William Falcon, CEO, and Founder of Grid, tells us about building the next generation of AI tools and frameworks.
Tell us about you, your career, and how you founded Grid.
William Falcon: I built PyTorch Lightning while completing a Ph.D. in deep learning at NYU. The goal was simple: I wanted to try many ideas as quickly as possible without being limited in flexibility (which is extremely important to me as a researcher) without dealing with boilerplate or the challenges around scaling models. At the time, I was at Facebook AI Research, where adoption started, and it then spread to the rest of Facebook and other companies. Today, PyTorch Lightning is a global, community-driven open-source framework used across the top AI labs and companies in the world.
In building this framework, one of the key pain points that kept surfacing by industry and academic labs was scaling up model development on the cloud across hundreds of machines with multiple teams working together. This is what Grid was built to provide: the ability to scale up serious workloads on the cloud in a highly dynamic, collaborative environment while satisfying all the enterprise requirements like security and soc-2. We built this in such a way that the MLOPs would become invisible, allowing people to focus on solving their business and research problems instead of learning MLOps or Kubernetes and dealing with engineering challenges.
How does Grid innovate?
William Falcon: We make the tooling disappear. It’s what the iPhone did for phones: you don’t think about how the network, wifi, or radio signals work. You just turn it on and use it. Today, AI is stuck in the Stone Age. Every person involved in deploying these tools has to be an expert in math and the cloud and engineering, and a half dozen other fields when all they want to do is use AI to solve a meaningful problem as quickly and efficiently as possible.
How did the coronavirus pandemic affect your business?
William Falcon: Our DNA is open source. This means that the notions of distributed community and remote-first are embedded in the fabric of who we are as a company. The coronavirus pandemic just forced us to get better at teaching engineers who aren’t familiar with a distributed, community-first mentality how to work and think this way. Now, we have employees in over 15 countries across all parts of the company.
What are the current trends in the Machine Learning space, and how is the industry changing?

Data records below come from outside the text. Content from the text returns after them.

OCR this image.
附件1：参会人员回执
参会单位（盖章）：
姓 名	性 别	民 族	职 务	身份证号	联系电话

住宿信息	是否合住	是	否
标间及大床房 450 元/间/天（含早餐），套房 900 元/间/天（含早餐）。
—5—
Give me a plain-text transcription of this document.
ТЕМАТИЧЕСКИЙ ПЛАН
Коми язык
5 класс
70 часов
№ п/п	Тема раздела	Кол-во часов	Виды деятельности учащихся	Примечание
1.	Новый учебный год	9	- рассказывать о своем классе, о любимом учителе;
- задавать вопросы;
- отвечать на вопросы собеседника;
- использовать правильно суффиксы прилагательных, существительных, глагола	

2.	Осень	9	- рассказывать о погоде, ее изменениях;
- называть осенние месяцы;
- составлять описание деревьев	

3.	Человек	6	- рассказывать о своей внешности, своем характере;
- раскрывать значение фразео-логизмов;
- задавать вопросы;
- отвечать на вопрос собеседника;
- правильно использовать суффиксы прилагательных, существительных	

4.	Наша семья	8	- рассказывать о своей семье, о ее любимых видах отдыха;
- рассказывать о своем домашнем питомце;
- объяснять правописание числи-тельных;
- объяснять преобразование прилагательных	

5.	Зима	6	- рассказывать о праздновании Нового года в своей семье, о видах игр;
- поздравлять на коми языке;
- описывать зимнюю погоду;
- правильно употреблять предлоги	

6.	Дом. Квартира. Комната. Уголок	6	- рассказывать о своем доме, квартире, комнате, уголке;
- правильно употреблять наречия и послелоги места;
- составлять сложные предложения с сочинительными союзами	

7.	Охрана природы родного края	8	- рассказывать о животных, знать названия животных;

William Falcon: As the demand for AI/ML in business settings continues to increase dramatically, and as the number of data scientists, researchers, and engineers entering the industry only continue to grow, there’s no shortage of innovation happening to make machine learning easier, faster and more scalable. We’ve seen an uptick in many no- and low-code offerings, of which the Lightning framework is a great example. We also see the need for Machine Learning Operations (MLOps) to create an environment where data scientists and operations are able to collaborate as effectively as possible.
One of the changes in the industry to which we are the most committed in ensuring that access to these technologies is available for as wide a range of users as possible. For us, this means nurturing and maintaining a robust community of experts who continuously build and develop our open-source framework because it enables them to overcome challenges that would otherwise prove to be insurmountable. Leveraging the strength of our open-source community is at the top of our minds as we think about building AI products for the future.
Who is the target audience of Grid? Do you have any interesting partnerships?
William Falcon: Researchers, prototypers (i.e., data scientists, researchers at medium/large companies), and ML engineers.
Lightning has partnered with Nvidia’s NeMo and Grapcore’s Lightning/Graphcores IPU integration. We’ve also recently acquired Tensorwerk, and by working together, we plan to empower data scientists and researchers to train even more advanced models faster and cheaper than ever before.
Tell us more about your platform/technology.
William Falcon: We began by building PyTorch Lightning, an open-source research framework for PyTorch that enables users to scale their models without managing changes to their code. As our community grew and we began to learn more about their needs, we built Grid, our in-house platform for training models on the cloud from your laptop. Across our offerings, we are focused on enabling machine learning experts to easily train models at scale, facilitate collaboration, and reduce the operational burden of deploying AI tools.
How do you see the future of Grid? What are the next steps for the company?
William Falcon: We’re currently hard at work building the next generation of AI tools and frameworks. Our core vision remains consistent with the goals we had in mind when building PyTorch Lightning: democratizing access to AI tools and products, reducing the overhead of deploying ML technologies, and revolutionizing how the world experiences software.